A denunciare tutto ai carabinieri è stato il sacerdote. L'ipotesi più credibile è quella del gesto di uno sconsiderato

Una veduta della chiesa di San Francesco a Canicattì

Piante e siepi tagliate. I rami depositati davati ai portoni della chiesa di San Francesco e della sacrestia. A fare la scoperta, domenica mattina, è stato il parroco: don Lillo Capobianco. Chi ha agito lo ha fatto, verosimilmente, di notte. Ma qual è il significato di quel gesto? E' stato un avvertimento?

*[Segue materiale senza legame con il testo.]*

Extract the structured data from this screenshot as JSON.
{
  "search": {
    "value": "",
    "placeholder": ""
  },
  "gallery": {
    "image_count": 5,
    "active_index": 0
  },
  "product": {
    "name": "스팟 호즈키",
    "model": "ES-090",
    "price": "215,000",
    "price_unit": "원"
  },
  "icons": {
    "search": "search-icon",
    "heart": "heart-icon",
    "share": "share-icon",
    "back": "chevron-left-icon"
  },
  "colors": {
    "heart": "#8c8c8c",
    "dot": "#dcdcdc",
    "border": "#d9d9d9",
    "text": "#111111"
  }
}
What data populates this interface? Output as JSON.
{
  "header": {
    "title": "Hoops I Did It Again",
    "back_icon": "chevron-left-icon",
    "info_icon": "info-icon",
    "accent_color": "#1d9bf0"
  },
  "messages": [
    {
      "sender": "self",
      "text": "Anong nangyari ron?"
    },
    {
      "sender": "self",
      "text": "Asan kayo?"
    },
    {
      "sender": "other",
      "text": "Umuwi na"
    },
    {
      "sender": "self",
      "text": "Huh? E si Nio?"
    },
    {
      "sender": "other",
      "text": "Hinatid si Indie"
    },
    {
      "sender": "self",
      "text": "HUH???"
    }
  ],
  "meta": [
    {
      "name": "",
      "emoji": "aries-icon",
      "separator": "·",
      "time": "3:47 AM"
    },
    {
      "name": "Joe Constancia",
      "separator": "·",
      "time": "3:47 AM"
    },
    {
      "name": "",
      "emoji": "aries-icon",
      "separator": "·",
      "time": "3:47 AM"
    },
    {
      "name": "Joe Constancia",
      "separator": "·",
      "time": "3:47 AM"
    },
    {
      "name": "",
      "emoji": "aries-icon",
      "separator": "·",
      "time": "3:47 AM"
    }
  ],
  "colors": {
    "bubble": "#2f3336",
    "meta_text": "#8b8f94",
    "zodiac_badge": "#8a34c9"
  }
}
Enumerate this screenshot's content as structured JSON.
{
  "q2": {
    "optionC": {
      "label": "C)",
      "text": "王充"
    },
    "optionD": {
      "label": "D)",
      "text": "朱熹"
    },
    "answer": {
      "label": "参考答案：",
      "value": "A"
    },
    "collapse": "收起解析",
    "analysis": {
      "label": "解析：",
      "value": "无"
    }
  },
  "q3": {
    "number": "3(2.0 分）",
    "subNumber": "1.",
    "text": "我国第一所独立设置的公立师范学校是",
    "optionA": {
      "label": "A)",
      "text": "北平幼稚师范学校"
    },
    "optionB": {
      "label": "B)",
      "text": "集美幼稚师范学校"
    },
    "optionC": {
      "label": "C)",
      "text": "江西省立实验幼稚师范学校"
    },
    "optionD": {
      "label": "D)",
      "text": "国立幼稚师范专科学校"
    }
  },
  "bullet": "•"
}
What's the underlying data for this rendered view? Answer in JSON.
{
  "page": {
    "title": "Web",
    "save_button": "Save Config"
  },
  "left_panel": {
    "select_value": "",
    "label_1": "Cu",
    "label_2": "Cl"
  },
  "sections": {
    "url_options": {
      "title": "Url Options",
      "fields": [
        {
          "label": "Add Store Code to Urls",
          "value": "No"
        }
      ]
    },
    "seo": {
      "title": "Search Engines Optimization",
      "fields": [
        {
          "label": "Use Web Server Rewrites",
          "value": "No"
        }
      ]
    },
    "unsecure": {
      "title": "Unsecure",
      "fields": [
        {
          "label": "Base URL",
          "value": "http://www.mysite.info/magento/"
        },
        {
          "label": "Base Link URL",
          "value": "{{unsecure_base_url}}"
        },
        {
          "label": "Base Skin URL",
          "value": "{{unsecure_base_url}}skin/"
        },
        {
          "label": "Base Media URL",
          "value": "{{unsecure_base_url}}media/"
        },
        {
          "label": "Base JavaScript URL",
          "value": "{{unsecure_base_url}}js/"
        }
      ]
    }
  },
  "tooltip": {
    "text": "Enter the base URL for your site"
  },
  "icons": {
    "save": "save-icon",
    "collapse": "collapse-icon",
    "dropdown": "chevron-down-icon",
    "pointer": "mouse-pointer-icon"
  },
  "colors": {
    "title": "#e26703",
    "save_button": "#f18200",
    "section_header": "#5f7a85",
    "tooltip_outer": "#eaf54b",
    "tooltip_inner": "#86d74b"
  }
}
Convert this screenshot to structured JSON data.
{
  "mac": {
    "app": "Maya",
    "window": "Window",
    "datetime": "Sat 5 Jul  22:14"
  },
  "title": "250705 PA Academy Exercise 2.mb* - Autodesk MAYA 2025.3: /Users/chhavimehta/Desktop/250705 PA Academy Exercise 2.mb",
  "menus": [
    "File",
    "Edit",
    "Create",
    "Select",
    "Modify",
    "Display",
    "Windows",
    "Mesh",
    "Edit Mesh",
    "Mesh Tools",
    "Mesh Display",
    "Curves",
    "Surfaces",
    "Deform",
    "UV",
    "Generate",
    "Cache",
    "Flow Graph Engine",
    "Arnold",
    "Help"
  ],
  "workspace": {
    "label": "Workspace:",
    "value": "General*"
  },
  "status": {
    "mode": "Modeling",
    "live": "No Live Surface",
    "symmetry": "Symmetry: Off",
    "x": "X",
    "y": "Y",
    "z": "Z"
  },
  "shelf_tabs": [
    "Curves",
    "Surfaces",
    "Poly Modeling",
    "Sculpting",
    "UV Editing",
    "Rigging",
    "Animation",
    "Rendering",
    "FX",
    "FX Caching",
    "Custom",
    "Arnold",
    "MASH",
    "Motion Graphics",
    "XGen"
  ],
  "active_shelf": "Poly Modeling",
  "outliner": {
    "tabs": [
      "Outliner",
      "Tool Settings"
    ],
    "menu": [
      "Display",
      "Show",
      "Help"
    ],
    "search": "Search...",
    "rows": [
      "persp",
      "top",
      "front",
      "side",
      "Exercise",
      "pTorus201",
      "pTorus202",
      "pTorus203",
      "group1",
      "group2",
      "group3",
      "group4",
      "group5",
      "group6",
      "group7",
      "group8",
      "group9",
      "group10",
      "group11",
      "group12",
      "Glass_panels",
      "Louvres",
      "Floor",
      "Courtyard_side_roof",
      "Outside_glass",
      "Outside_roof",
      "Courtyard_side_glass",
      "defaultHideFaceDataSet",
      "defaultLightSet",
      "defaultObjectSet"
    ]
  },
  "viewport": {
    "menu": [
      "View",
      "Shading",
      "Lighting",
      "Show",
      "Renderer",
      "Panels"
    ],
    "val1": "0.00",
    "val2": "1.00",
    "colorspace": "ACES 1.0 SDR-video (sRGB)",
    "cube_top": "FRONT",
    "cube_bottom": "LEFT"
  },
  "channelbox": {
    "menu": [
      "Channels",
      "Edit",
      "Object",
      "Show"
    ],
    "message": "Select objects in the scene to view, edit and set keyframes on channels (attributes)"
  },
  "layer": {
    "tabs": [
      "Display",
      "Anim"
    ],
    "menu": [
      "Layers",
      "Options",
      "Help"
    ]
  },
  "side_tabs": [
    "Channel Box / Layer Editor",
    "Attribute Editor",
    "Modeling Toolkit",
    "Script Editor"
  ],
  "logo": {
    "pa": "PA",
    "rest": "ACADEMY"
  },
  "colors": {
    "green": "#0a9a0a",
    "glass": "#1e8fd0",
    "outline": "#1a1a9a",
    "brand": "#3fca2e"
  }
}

O - come sembra, visto che, in giro per strada, c'erano anche bottiglie di birra e lattine di Coca Cola insieme a siringhe usa e getta - è stata una notte di baldoria fra quanti fanno uso di droghe? Don Calogero Capobianco, secondo quanto riporta oggi il Giornale di Sicilia, ha denunciato l'accaduto ai carabinieri. Si tratta di un episodio molto delicato e tutto da interpretare che viene in un certo modo ad alterare la serenità della comunità di San Francesco.

L'ipotesi più credibile resta quella del gesto di uno sconsiderato. Più che un vandalo una persona mentalmente instabile. Le indagini sono comunque in corso.